Liesel’s laughter faded a little bit, and she wiped at her eyes. She looked at Sunny with a shrug. “What would you like to call me, honey?”
“Weedul-ma!”
Happy shook his head. “No, Peace, that’s dumb!”
“Happy,” Sunny said sharply. “That’s not how we talk. Do you want me to have to make…a report…?”
Sunny stopped, voice trailing off, then drew in a shivery breath. “Never mind that. Just don’t talk like that to your sister. Apologize.”
“I’m sorry, Peace.” Happy hugged his sister far more willingly than Becka’s sons would’ve…and again Liesel was struck with just how good these kids really were.
“You’ve done such a good job with them,” she said impulsively. “They’re such good kids.”
Sunny looked up, brow furrowed very much like Happy’s. Looking again a lot like Christopher. “Happy was quite naughty just now.”
“Not terribly.” Liesel ruffled his hair.
“Pway again?” This was Peace, tugging at Liesel’s shirt hem and looking up with those striking blue eyes. “Pwease? Weedul-ma?”
“Can we call you Nana?” Happy asked.
Sunny drew in a small, sharp breath, and gave Liesel a sad look. “That’s what they called my mom.”
“Oh…well…Happy, why don’t you call me Liesel. Grandma would feel a little funny to me.” Liesel took Peace’s hand, then Happy’s.
“Where it feel funny?” Peace poked Liesel with her free hand.
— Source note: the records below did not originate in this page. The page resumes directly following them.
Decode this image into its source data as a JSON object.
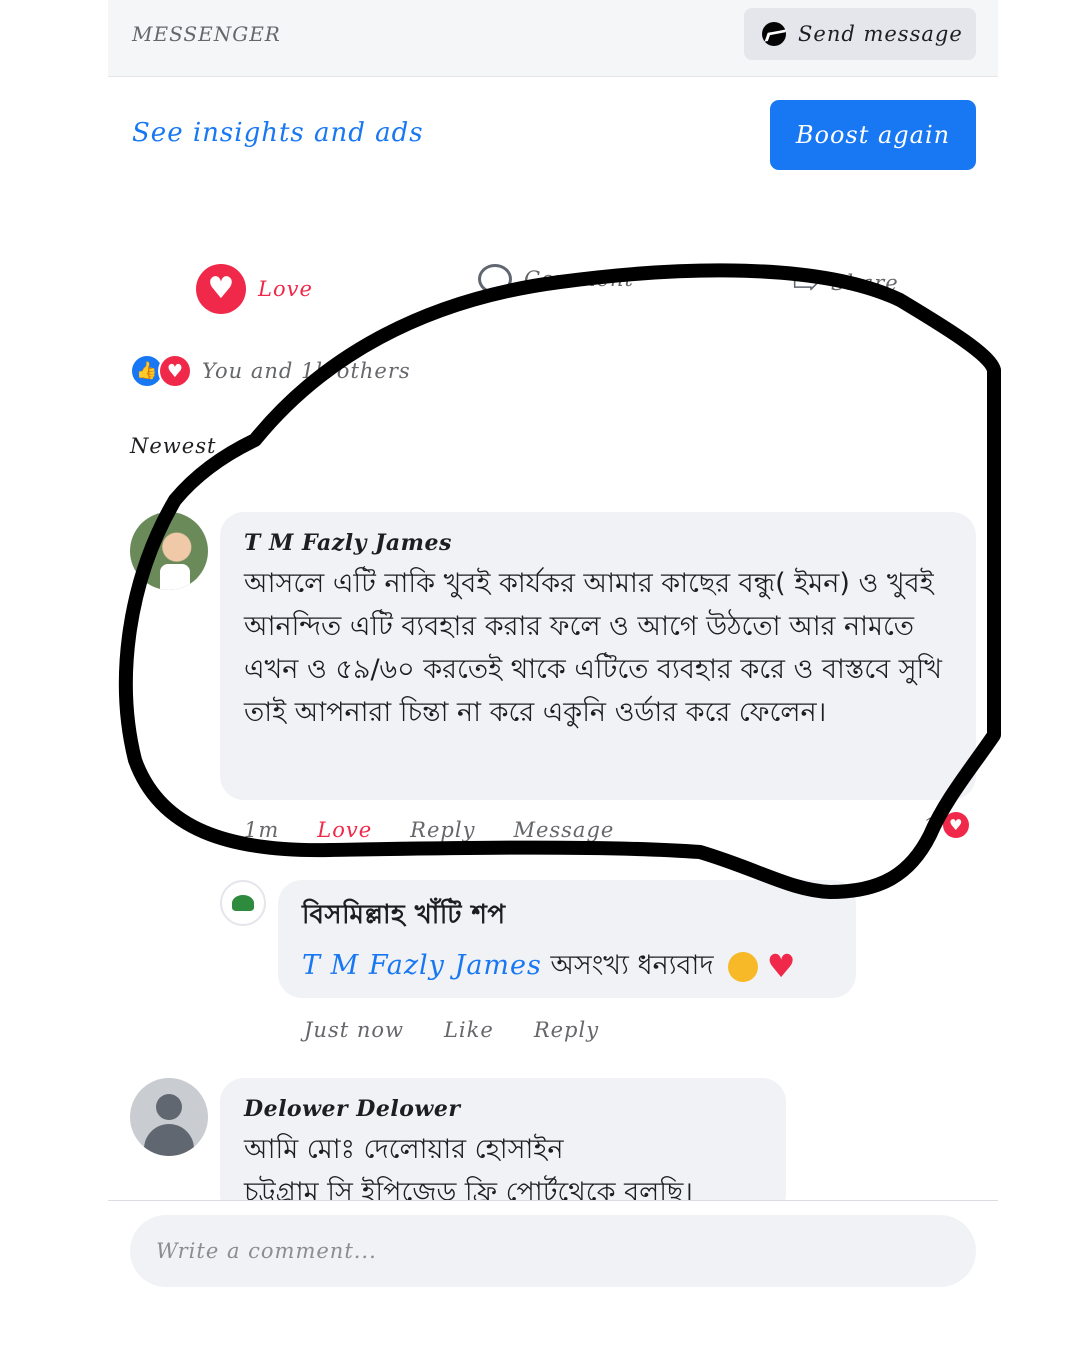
{
  "messenger": {
    "title": "MESSENGER",
    "send_label": "Send message"
  },
  "promo": {
    "insights_link": "See insights and ads",
    "boost_label": "Boost again"
  },
  "actions": {
    "love": "Love",
    "comment": "Comment",
    "share": "Share"
  },
  "reactions_summary": "You and 1k others",
  "sort_label": "Newest",
  "comments": [
    {
      "author": "T M Fazly James",
      "text": "আসলে এটি নাকি খুবই কার্যকর আমার কাছের বন্ধু( ইমন) ও খুবই আনন্দিত এটি ব্যবহার করার ফলে ও আগে উঠতো আর নামতে এখন ও ৫৯/৬০ করতেই থাকে এটিতে ব্যবহার করে ও বাস্তবে সুখি তাই আপনারা চিন্তা না করে একুনি ওর্ডার করে ফেলেন।",
      "time": "1m",
      "reaction": "Love",
      "reply": "Reply",
      "message": "Message",
      "reaction_count": "1"
    },
    {
      "author": "বিসমিল্লাহ খাঁটি শপ",
      "mention": "T M Fazly James",
      "text": "অসংখ্য ধন্যবাদ",
      "time": "Just now",
      "like": "Like",
      "reply": "Reply"
    },
    {
      "author": "Delower Delower",
      "text": "আমি মোঃ দেলোয়ার হোসাইন",
      "text2": "চট্টগ্রাম সি ইপিজেড ফ্রি পোর্টথেকে বলছি।"
    }
  ],
  "composer": {
    "placeholder": "Write a comment..."
  },
  "colors": {
    "brand_blue": "#1877f2",
    "love_red": "#f02849",
    "bubble_gray": "#f0f2f5"
  }
}
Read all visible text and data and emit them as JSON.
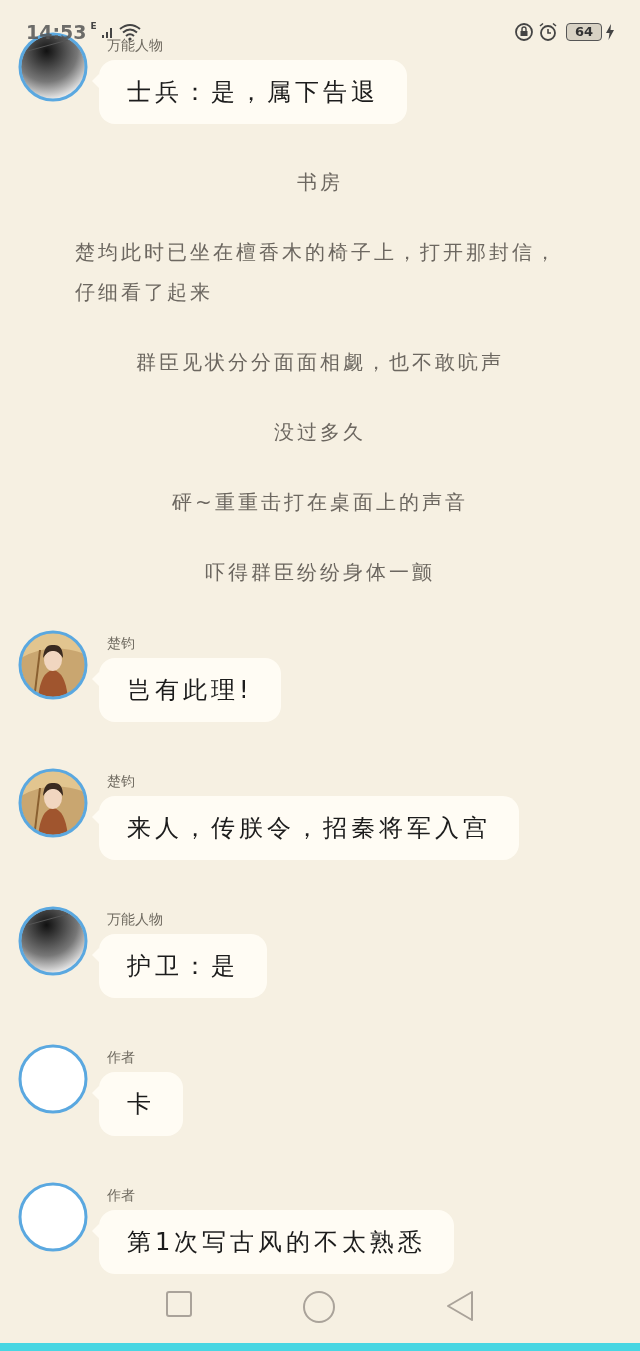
{
  "status_bar": {
    "time": "14:53",
    "network": "E",
    "battery": "64",
    "charging": true
  },
  "feed": [
    {
      "kind": "message",
      "sender": "万能人物",
      "avatar": {
        "kind": "dark"
      },
      "text": "士兵：是，属下告退"
    },
    {
      "kind": "narration",
      "text": "书房"
    },
    {
      "kind": "narration",
      "text": "楚均此时已坐在檀香木的椅子上，打开那封信，仔细看了起来"
    },
    {
      "kind": "narration",
      "text": "群臣见状分分面面相觑，也不敢吭声"
    },
    {
      "kind": "narration",
      "text": "没过多久"
    },
    {
      "kind": "narration",
      "text": "砰~重重击打在桌面上的声音"
    },
    {
      "kind": "narration",
      "text": "吓得群臣纷纷身体一颤"
    },
    {
      "kind": "message",
      "sender": "楚钧",
      "avatar": {
        "kind": "figure"
      },
      "text": "岂有此理!"
    },
    {
      "kind": "message",
      "sender": "楚钧",
      "avatar": {
        "kind": "figure"
      },
      "text": "来人，传朕令，招秦将军入宫"
    },
    {
      "kind": "message",
      "sender": "万能人物",
      "avatar": {
        "kind": "dark"
      },
      "text": "护卫：是"
    },
    {
      "kind": "message",
      "sender": "作者",
      "avatar": {
        "kind": "blank"
      },
      "text": "卡"
    },
    {
      "kind": "message",
      "sender": "作者",
      "avatar": {
        "kind": "blank"
      },
      "text": "第1次写古风的不太熟悉"
    }
  ]
}
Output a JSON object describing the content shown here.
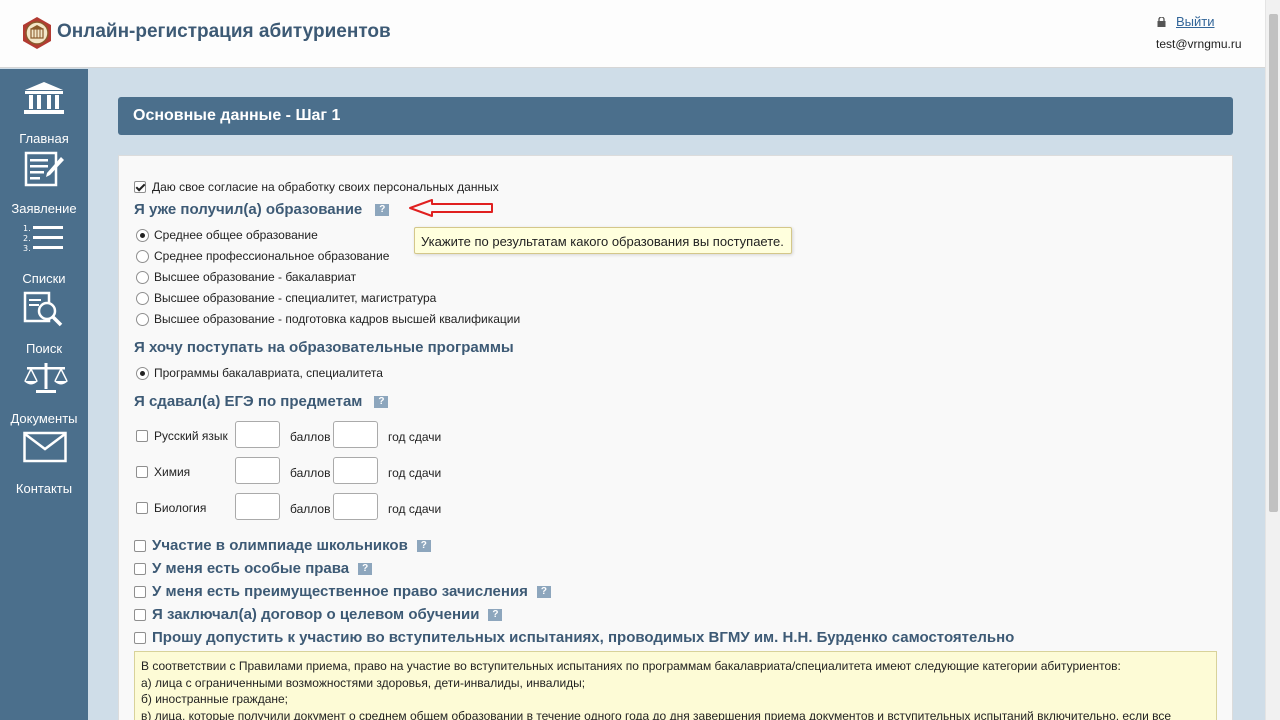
{
  "header": {
    "title": "Онлайн-регистрация абитуриентов",
    "logout_label": "Выйти",
    "user_email": "test@vrngmu.ru"
  },
  "sidebar": {
    "items": [
      {
        "label": "Главная",
        "icon": "bank-icon"
      },
      {
        "label": "Заявление",
        "icon": "document-edit-icon"
      },
      {
        "label": "Списки",
        "icon": "numbered-list-icon"
      },
      {
        "label": "Поиск",
        "icon": "document-search-icon"
      },
      {
        "label": "Документы",
        "icon": "scales-icon"
      },
      {
        "label": "Контакты",
        "icon": "envelope-icon"
      }
    ]
  },
  "section_title": "Основные данные - Шаг 1",
  "form": {
    "consent_label": "Даю свое согласие на обработку своих персональных данных",
    "education_heading": "Я уже получил(а) образование",
    "education_help": "?",
    "education_tooltip": "Укажите по результатам какого образования вы поступаете.",
    "education_options": [
      "Среднее общее образование",
      "Среднее профессиональное образование",
      "Высшее образование - бакалавриат",
      "Высшее образование - специалитет, магистратура",
      "Высшее образование - подготовка кадров высшей квалификации"
    ],
    "programs_heading": "Я хочу поступать на образовательные программы",
    "programs_option": "Программы бакалавриата, специалитета",
    "exam_heading": "Я сдавал(а) ЕГЭ по предметам",
    "exam_help": "?",
    "exam_subjects": [
      "Русский язык",
      "Химия",
      "Биология"
    ],
    "score_label": "баллов",
    "year_label": "год сдачи",
    "extra_options": [
      "Участие в олимпиаде школьников",
      "У меня есть особые права",
      "У меня есть преимущественное право зачисления",
      "Я заключал(а) договор о целевом обучении",
      "Прошу допустить к участию во вступительных испытаниях, проводимых ВГМУ им. Н.Н. Бурденко самостоятельно"
    ],
    "info_lines": [
      "В соответствии с Правилами приема, право на участие во вступительных испытаниях по программам бакалавриата/специалитета имеют следующие категории абитуриентов:",
      "а) лица с ограниченными возможностями здоровья, дети-инвалиды, инвалиды;",
      "б) иностранные граждане;",
      "в) лица, которые получили документ о среднем общем образовании в течение одного года до дня завершения приема документов и вступительных испытаний включительно, если все"
    ]
  },
  "colors": {
    "sidebar_bg": "#4b6f8c",
    "page_bg": "#cfdde8",
    "heading_text": "#3d5a75",
    "tooltip_bg": "#ffffdd",
    "info_bg": "#fdfbd6",
    "arrow": "#e02020"
  }
}
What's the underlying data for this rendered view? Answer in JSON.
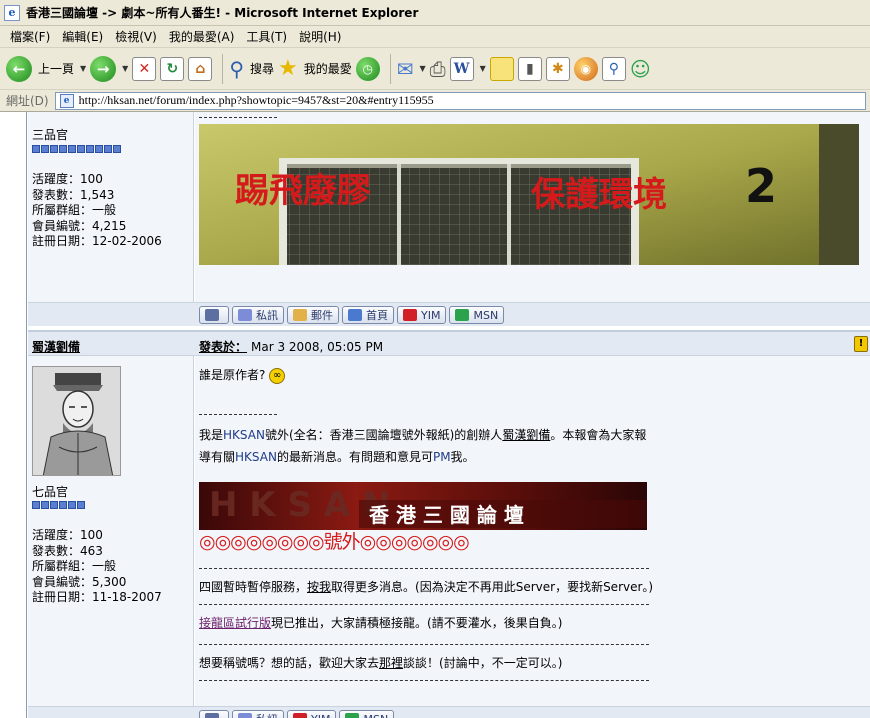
{
  "window": {
    "title": "香港三國論壇 -> 劇本~所有人番生! - Microsoft Internet Explorer"
  },
  "menu": {
    "items": [
      "檔案(F)",
      "編輯(E)",
      "檢視(V)",
      "我的最愛(A)",
      "工具(T)",
      "說明(H)"
    ]
  },
  "toolbar": {
    "back_label": "上一頁",
    "search_label": "搜尋",
    "favorites_label": "我的最愛"
  },
  "address": {
    "label": "網址(D)",
    "url": "http://hksan.net/forum/index.php?showtopic=9457&st=20&#entry115955"
  },
  "post1": {
    "rank": "三品官",
    "pips": 10,
    "stats": [
      {
        "k": "活躍度：",
        "v": "100"
      },
      {
        "k": "發表數：",
        "v": "1,543"
      },
      {
        "k": "所屬群組：",
        "v": "一般"
      },
      {
        "k": "會員編號：",
        "v": "4,215"
      },
      {
        "k": "註冊日期：",
        "v": "12-02-2006"
      }
    ],
    "banner": {
      "left_text": "踢飛廢膠",
      "right_text": "保護環境",
      "number": "2"
    }
  },
  "footer_buttons": {
    "pm": "私訊",
    "mail": "郵件",
    "home": "首頁",
    "yim": "YIM",
    "msn": "MSN"
  },
  "post2": {
    "username": "蜀漢劉備",
    "posted_label": "發表於：",
    "date": "Mar 3 2008, 05:05 PM",
    "rank": "七品官",
    "pips": 6,
    "stats": [
      {
        "k": "活躍度：",
        "v": "100"
      },
      {
        "k": "發表數：",
        "v": "463"
      },
      {
        "k": "所屬群組：",
        "v": "一般"
      },
      {
        "k": "會員編號：",
        "v": "5,300"
      },
      {
        "k": "註冊日期：",
        "v": "11-18-2007"
      }
    ],
    "message": "誰是原作者?",
    "sig": {
      "line1a": "我是",
      "line1b": "HKSAN",
      "line1c": "號外(全名：香港三國論壇號外報紙)的創辦人",
      "line1d": "蜀漢劉備",
      "line1e": "。本報會為大家報",
      "line2a": "導有關",
      "line2b": "HKSAN",
      "line2c": "的最新消息。有問題和意見可",
      "line2d": "PM",
      "line2e": "我。",
      "banner_text": "香 港 三 國 論 壇",
      "banner_bg": "H K S A N",
      "circles_left": "◎◎◎◎◎◎◎◎",
      "haowai": "號外",
      "circles_right": "◎◎◎◎◎◎◎",
      "notice1a": "四國暫時暫停服務，",
      "notice1b": "按我",
      "notice1c": "取得更多消息。(因為決定不再用此Server，要找新Server。)",
      "notice2a": "接龍區試行版",
      "notice2b": "現已推出，大家請積極接龍。(請不要灌水，後果自負。)",
      "notice3a": "想要稱號嗎？想的話，歡迎大家去",
      "notice3b": "那裡",
      "notice3c": "談談！(討論中，不一定可以。)"
    }
  }
}
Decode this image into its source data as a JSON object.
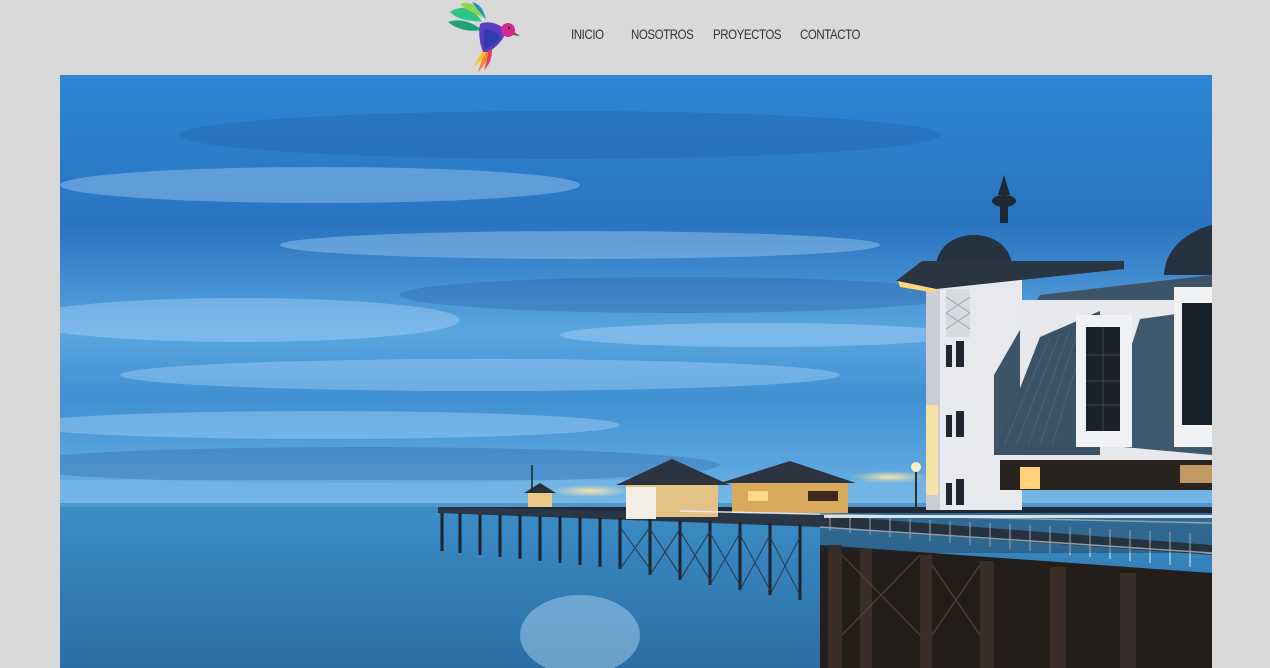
{
  "header": {
    "logo_icon": "hummingbird-logo-icon",
    "nav": [
      {
        "label": "INICIO"
      },
      {
        "label": "NOSOTROS"
      },
      {
        "label": "PROYECTOS"
      },
      {
        "label": "CONTACTO"
      }
    ]
  },
  "hero": {
    "image": "pier-at-dusk-photo"
  },
  "colors": {
    "background": "#d9d9d9",
    "nav_text": "#333333",
    "sky": "#2f78c0",
    "sea": "#2a6e9e"
  }
}
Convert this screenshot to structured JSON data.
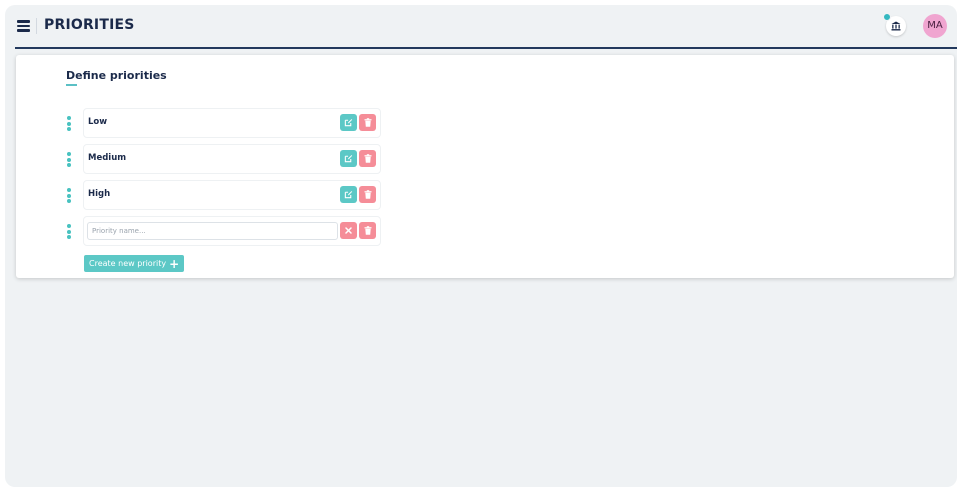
{
  "header": {
    "title": "PRIORITIES",
    "menu_icon": "hamburger-menu-icon",
    "org_icon": "bank-building-icon",
    "avatar_initials": "MA",
    "avatar_color": "#f0a5d0",
    "badge_color": "#34b8c0"
  },
  "card": {
    "title": "Define priorities",
    "priorities": [
      {
        "label": "Low"
      },
      {
        "label": "Medium"
      },
      {
        "label": "High"
      }
    ],
    "new_priority": {
      "value": "",
      "placeholder": "Priority name..."
    },
    "create_button_label": "Create new priority",
    "create_button_icon": "+"
  },
  "colors": {
    "accent_teal": "#5cc8c6",
    "danger_pink": "#f58d98",
    "text_navy": "#1b2a4a"
  }
}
“In her heart, probably.” Sunny cleared her throat as though around emotion, though her eyes were dry. “Liesel’s very young to be a grandmother. Aren’t you?”
“I guess,” Liesel said, looking down at the two children holding her hands, “I’m old enough. C’mon, then. One more time, let’s play. Then how about we bake some cookies, okay? That’s what grandmothers do, right?”
“Let’s pway!” Peace cried, and this time when they came to the end of the song, she and Happy both fell down into the pile of clothes, their faces bright with laughter.